Il puma di Jean Stafford

Recensione e foto di Antonio Maria Porretti. In copertina: “Il puma” di Jean Stafford, Adelphi edizioni
La scalcinata routine di un sobborgo nei dintorni di Los Angeles – Covina – da una parte, con le sue cerimonie celebrative del piu frusto perbenismo; la spericolata, incandescente brutalità e sfrontatezza di un ranch – Bar K – fra le montagne del Colorado, dall’altra.
Nel mezzo, gli impeti, i turbamenti e i dissidi di un’infanzia già in odor di adolescenza.
Ultimogeniti di Rose Fawcett, madre dai sentimenti annacquati da una doppia vedovanza, e soprattutto infaticabile istruttrice di buone maniere, Ralph e Molly sono sempre più recalcitranti ad assuefarsi al verbo materno, a differenza di Rachel e Leah, le sorelle maggiori, già tutte compenetrate e comprese nel loro futuro ruolo di brave signore.
La morte improvvisa del nonno Kenyon, appena giunto per la sua visita annuale in casa della figliastra, insieme all’arrivo dello zio Charles, fratellastro della signora Fawcett, per assistere alle esequie del comune genitore, si riveleranno per fratello e sorella gli albori di un parabola di identificazione. Mandati a trascorrere l’estate nel ranch, venendo a contatto con la maestosità di una natura che li scuote e agita come ramoscelli sul punto di biforcarsi e divergere, Ralph e Molly inizieranno progressivamente a sciogliersi dai nodi di esperienze e emozioni che li hanno tenuti avvinti fino a quel momento.
Una separazione dolorosa, come tutte quelle imposte e rese obbligatorie dalla crescita. Ineluttabilità di una nuova stagione alla quale entrambi finiranno per adattarsi, scegliendo direttrici opposte e contrarie.
Ralph, immergendosi senza riserve nel respiro di quella natura selvaggia la cui magnificenza è fecondata dalla sua stessa asprezza e crudeltà; Molly invece rincorrendo disperatamente la scia di un’età che la sta abbandonando, ma alla quale non intende ancora rinunciare. Un rifugio troppo confortevole per il suo senso di inadeguatezza.
Un processo di spaccatura, affermazione e rifiuto che culminerà nel corso di un intero anno che, entrambi, trascorreranno in quell’angolo di Ovest.
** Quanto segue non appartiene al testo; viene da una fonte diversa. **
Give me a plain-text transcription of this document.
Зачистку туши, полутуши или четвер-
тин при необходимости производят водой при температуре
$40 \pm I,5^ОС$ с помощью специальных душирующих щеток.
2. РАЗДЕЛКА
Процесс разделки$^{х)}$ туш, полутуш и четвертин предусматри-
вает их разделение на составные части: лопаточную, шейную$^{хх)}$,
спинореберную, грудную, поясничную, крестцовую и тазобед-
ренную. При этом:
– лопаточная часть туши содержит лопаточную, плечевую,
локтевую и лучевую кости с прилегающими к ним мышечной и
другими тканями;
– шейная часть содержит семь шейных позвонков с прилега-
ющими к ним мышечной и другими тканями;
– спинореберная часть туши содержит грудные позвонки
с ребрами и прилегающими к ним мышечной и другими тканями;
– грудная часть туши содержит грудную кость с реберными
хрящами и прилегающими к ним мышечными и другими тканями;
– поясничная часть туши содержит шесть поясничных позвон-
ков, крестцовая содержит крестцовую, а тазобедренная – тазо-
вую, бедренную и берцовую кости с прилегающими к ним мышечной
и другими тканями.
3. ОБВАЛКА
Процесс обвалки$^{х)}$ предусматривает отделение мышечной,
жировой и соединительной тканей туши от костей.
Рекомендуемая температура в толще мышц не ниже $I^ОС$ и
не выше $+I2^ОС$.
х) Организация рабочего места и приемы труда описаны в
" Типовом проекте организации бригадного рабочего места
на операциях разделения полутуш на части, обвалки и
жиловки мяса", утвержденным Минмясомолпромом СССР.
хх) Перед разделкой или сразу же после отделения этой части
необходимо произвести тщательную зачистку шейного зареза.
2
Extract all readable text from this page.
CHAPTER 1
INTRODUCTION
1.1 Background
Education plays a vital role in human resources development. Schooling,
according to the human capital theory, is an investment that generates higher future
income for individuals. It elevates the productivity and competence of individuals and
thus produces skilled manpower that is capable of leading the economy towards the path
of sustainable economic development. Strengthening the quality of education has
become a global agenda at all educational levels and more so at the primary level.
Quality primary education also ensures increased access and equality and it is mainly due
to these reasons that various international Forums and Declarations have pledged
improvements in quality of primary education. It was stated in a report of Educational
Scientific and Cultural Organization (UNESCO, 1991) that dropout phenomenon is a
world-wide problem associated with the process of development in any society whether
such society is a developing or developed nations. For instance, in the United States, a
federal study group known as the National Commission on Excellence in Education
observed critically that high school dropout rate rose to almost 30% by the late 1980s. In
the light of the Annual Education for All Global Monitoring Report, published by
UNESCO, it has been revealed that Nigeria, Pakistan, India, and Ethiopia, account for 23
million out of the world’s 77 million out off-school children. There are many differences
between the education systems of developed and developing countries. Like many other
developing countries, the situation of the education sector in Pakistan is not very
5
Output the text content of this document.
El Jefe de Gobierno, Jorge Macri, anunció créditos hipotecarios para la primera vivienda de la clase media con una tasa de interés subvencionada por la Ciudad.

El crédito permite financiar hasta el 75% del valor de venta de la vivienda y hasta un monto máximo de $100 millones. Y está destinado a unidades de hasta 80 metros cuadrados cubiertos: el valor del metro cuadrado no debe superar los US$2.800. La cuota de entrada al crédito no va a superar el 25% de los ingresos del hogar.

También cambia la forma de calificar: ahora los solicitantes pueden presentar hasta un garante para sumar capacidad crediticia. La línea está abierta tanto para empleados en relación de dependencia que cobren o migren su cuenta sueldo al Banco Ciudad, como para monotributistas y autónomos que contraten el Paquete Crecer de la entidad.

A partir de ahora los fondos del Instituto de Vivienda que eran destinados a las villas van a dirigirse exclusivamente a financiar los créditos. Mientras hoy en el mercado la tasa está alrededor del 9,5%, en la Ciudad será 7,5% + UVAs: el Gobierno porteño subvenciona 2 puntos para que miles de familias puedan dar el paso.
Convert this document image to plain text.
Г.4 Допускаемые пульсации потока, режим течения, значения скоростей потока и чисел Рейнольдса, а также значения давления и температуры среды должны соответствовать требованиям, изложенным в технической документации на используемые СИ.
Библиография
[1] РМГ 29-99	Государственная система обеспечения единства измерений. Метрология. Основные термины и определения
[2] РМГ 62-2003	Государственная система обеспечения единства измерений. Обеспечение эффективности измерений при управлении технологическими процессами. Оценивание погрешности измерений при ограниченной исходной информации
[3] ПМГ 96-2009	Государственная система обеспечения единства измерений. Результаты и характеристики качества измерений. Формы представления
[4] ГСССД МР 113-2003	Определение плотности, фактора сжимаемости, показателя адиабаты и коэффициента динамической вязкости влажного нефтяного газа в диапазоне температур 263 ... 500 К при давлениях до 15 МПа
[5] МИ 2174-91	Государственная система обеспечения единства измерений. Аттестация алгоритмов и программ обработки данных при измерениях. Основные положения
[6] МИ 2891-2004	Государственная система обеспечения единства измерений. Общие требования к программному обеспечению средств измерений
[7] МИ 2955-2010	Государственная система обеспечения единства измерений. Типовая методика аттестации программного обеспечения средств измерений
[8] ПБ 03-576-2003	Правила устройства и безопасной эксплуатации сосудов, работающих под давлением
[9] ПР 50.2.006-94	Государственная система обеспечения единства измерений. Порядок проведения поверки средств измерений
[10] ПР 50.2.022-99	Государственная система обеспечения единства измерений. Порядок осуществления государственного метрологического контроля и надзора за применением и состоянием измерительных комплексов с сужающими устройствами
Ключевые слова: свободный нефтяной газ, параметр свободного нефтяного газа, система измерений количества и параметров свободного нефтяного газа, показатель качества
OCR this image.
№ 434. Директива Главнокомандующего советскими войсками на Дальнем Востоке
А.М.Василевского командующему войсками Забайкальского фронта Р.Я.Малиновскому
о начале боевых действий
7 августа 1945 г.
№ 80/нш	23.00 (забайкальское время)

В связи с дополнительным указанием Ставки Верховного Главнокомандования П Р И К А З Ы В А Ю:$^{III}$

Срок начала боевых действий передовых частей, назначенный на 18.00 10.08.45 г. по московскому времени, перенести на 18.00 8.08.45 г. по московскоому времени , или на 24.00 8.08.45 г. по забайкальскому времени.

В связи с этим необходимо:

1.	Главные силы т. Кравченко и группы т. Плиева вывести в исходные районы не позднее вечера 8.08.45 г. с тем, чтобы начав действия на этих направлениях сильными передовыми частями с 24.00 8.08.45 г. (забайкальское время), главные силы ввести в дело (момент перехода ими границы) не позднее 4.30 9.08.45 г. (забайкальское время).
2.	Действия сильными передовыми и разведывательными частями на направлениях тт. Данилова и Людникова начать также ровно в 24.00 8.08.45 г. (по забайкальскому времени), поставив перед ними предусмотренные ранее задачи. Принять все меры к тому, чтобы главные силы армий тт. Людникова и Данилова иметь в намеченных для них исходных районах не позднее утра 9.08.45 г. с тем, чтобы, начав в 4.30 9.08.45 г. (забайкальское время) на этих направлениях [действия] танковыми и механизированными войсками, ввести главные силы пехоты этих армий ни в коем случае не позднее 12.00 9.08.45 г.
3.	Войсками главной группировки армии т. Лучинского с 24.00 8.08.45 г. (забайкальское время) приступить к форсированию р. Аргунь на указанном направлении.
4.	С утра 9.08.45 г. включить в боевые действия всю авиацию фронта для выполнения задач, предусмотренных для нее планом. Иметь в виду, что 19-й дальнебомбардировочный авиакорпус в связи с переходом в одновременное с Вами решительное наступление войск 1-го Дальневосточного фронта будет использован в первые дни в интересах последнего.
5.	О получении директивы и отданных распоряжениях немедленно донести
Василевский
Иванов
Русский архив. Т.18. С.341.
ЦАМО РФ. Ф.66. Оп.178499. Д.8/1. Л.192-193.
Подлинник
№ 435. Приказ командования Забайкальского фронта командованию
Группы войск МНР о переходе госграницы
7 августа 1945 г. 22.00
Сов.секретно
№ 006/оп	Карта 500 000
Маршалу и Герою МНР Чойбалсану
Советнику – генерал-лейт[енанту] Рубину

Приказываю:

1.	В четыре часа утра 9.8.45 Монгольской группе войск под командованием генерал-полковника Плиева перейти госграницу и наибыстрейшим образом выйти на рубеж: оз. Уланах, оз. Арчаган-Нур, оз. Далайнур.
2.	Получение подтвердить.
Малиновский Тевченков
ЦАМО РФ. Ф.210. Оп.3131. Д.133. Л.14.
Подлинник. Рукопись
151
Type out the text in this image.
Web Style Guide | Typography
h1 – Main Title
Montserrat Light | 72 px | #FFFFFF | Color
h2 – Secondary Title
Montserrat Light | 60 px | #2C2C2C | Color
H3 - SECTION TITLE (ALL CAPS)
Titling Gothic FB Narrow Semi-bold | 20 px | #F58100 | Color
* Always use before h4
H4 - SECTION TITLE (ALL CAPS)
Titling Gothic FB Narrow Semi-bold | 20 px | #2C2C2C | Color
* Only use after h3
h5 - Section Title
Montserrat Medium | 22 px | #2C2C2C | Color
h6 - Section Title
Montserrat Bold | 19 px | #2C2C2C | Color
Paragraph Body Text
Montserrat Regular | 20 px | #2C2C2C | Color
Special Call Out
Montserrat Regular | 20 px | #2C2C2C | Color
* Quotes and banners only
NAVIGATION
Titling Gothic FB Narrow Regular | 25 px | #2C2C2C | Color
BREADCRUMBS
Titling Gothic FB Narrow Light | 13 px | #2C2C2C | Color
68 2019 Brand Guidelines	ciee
Con risvolti e conseguenze imprevedibili quanto irreparabili.
Su di essi, nelle zolle ancora troppo fresche e friabili dei loro animi, si imprimeranno con costante e maggiore forza le impronte di un puma femmina avvistato in diverse esplorazioni di quel piccolo continente che incastona i possedimenti dello zio Charles.
Simbolo di vitalità e energia, ma anche di pericolo e agguato che il destino può sferrare contro e a danno di un essere umano, quel leone di montagna si configurerà come scrigno dei loro desideri e ossessioni. Nel nome con cui viene ribattezzato, ossia Riccioli d’oro come la protagonista della celebre fiaba, si può cogliere e annusare l’aspettativa di una felicità futura, proiettata dalla speranza e dalla fiducia verso un avvenire ancora da incontrare e scoprire.
Come pure la sensualità allettante e soggiogante di una cattura, il soddisfacimento legato al possesso. O ancora, la consolazione per un conflitto irrisolto, come nel caso di una rivalità fra consanguinei, per lenire la sofferenza del non trovare il proprio posto sul palcoscenico della vita.
Romanzo di formazione a pieno titolo, “Il Puma” di Jean Stafford, pubblicato per la prima volta nel 1947 e ora proposto al pubblico italiano da Adelphi, è tra i più roventi e crudeli del genere mai letti. Le pagine di “Il Puma” sanno di carne che si lacera e si mescola al sangue, nonché di sangue che imbeve la superficie su cui scorre; e di terra che può tanto donare diamanti grezzi da sgrossare e levigare, quanto tenerli imprigionati nelle profondità del suo ventre.
Sono pagine, parole, che sembrano fuoriuscire direttamente dai paesaggi che descrivono, scritte su sassi, tronchi, foglie che riproducono e riflettono emozioni e moti dell’animo primordiali.
E non posso fare a meno di concludere queste mie impressioni di lettura, senza rivolgere una standing ovation comme il faut per il lavoro di traduzione svolto da Monica Pareschi.
Se mai esistesse un Oscar da assegnare in tale ambito, lei ne sarebbe una candidata ideale.